Описание
Сайт узнавания и позиция гидролиза:
| CTGGAG(N)16 | CTGGAG(N)16↑ |
| GACCTC(N)14 | GACCTC(N)14↓ |
Источник: Bacillus pumilus
Определение единицы активности:
За единицу активности принимается количество фермента, необходимое для гидролиза 1 мкг ДНК фага лямбда за 1 час при 37°С в 50 мкл реакционной смеси.

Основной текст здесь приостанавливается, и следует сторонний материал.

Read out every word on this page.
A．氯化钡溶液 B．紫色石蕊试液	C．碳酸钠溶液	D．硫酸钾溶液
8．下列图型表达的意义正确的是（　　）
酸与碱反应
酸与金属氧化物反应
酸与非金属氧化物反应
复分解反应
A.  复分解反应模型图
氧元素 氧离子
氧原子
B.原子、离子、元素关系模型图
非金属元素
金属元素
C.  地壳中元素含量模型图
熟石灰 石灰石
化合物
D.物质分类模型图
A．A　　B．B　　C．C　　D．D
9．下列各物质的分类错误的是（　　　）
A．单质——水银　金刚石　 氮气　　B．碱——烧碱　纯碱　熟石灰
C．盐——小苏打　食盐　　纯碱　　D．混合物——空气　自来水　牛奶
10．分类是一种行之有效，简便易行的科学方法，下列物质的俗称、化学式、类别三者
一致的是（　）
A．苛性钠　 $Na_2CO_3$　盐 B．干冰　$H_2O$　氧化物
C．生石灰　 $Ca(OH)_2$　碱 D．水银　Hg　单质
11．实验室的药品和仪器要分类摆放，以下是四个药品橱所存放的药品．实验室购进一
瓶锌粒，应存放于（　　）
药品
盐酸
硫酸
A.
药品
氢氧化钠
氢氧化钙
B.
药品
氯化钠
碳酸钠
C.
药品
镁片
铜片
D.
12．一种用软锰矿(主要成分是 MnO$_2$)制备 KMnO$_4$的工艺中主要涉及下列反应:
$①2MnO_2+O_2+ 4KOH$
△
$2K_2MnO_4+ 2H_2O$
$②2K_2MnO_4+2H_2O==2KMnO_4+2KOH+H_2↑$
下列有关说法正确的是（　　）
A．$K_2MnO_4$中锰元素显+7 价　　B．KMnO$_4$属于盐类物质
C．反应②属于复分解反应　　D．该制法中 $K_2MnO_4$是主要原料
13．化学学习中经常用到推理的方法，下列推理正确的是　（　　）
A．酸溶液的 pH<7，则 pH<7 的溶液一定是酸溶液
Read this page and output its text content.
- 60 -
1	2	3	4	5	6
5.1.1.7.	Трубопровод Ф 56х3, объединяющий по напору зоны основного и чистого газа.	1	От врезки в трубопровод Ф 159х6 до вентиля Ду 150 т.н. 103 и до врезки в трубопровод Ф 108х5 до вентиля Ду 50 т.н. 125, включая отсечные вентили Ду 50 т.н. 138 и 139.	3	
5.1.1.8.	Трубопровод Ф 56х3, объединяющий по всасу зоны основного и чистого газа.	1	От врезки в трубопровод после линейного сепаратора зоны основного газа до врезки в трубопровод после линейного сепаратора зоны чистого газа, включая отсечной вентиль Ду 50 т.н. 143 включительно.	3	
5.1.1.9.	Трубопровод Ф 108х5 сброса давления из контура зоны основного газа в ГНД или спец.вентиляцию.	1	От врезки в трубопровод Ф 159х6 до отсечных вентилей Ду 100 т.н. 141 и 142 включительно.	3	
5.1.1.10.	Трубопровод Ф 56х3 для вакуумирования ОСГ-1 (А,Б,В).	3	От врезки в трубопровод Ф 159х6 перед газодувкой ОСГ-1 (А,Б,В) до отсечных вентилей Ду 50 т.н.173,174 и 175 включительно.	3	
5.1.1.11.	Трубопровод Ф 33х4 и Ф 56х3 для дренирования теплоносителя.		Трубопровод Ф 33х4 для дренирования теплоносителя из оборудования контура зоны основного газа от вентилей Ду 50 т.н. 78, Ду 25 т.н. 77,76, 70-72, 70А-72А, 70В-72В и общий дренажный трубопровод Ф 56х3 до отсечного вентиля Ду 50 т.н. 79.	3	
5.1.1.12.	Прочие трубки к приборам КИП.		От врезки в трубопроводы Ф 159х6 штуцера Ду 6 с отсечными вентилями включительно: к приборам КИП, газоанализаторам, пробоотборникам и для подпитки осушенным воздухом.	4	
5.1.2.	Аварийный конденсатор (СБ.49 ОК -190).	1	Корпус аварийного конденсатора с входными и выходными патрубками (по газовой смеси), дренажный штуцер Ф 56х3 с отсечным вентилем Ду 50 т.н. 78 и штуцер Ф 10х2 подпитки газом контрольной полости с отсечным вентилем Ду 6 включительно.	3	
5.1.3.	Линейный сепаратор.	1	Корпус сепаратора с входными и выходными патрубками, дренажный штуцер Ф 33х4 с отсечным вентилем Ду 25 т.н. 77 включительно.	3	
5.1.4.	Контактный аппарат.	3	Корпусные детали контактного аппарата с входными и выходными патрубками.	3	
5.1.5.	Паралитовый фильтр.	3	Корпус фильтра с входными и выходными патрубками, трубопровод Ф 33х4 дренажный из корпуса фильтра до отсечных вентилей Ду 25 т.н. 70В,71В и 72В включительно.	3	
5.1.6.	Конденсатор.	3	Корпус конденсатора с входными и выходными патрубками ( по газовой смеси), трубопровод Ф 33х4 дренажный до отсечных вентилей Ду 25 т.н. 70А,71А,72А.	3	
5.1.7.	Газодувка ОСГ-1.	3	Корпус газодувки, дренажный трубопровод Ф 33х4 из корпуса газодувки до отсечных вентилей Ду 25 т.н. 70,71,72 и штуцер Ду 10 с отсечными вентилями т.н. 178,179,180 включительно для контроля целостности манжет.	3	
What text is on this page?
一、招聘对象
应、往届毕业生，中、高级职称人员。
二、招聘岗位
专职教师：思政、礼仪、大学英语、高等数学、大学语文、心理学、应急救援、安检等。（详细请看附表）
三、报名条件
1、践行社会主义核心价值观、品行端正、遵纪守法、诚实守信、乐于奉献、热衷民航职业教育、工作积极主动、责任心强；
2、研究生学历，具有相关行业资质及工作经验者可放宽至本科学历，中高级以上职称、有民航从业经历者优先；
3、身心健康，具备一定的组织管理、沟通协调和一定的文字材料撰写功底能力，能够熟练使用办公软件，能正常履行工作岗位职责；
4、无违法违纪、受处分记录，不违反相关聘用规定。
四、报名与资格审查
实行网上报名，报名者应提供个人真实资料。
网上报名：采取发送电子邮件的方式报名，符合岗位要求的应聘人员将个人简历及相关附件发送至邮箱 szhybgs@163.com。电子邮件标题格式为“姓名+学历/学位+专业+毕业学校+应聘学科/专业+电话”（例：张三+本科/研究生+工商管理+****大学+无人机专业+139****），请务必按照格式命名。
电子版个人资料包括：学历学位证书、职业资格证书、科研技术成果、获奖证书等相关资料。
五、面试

Субстрат для определения активности:
ДНК фага лямбда
Оптимальный буфер: SE-буфер W
Активность фермента в различных буферах в процентах от максимальной:
| B | G | O | W | Y | ROSE |
| 25 | 50 | 75 | 100 | 50 | 100 |
Условия хранения: 10 mM Tris-HCl (pH 7.5); 50 mM KCl; 0.1 mM EDTA; 7 mM 2-меркаптоэтанол; 200 ug/ml BSA, 50% глицерин; Хранить при -20°С.
Лигирование:
После гидролиза 2-кратным избытком фермента около 95% фрагментов ДНК сшиваются ДНК-лигазой и 95% из них могут быть повторно расщеплены.
Неспецифический гидролиз:
Картина специфического гидролиза не изменяется при обработке 1 мкг ДНК 2 ед фермента в течение 16 часов при 37°С.
Чувствительность к метилированию: Блокируется при перекрывании dcm-метилированием (CmCWGG):
5′- C(5mC)TGGAG(N)16-3′
3′- GGA(5mC)CTC(N)14-5′
С ферментом поставляется: 10 Х SE-буфер W, BSA
Примечание:
Для достижения 100% активности BSA следует добавлять в реакционную смесь до концентрации 100 мкг/мл
BSA при длительной инкубации использовать не рекомендуется.
Литература:
Дегтярев С.Х., Морган Р.Неопубликованные данные (1992).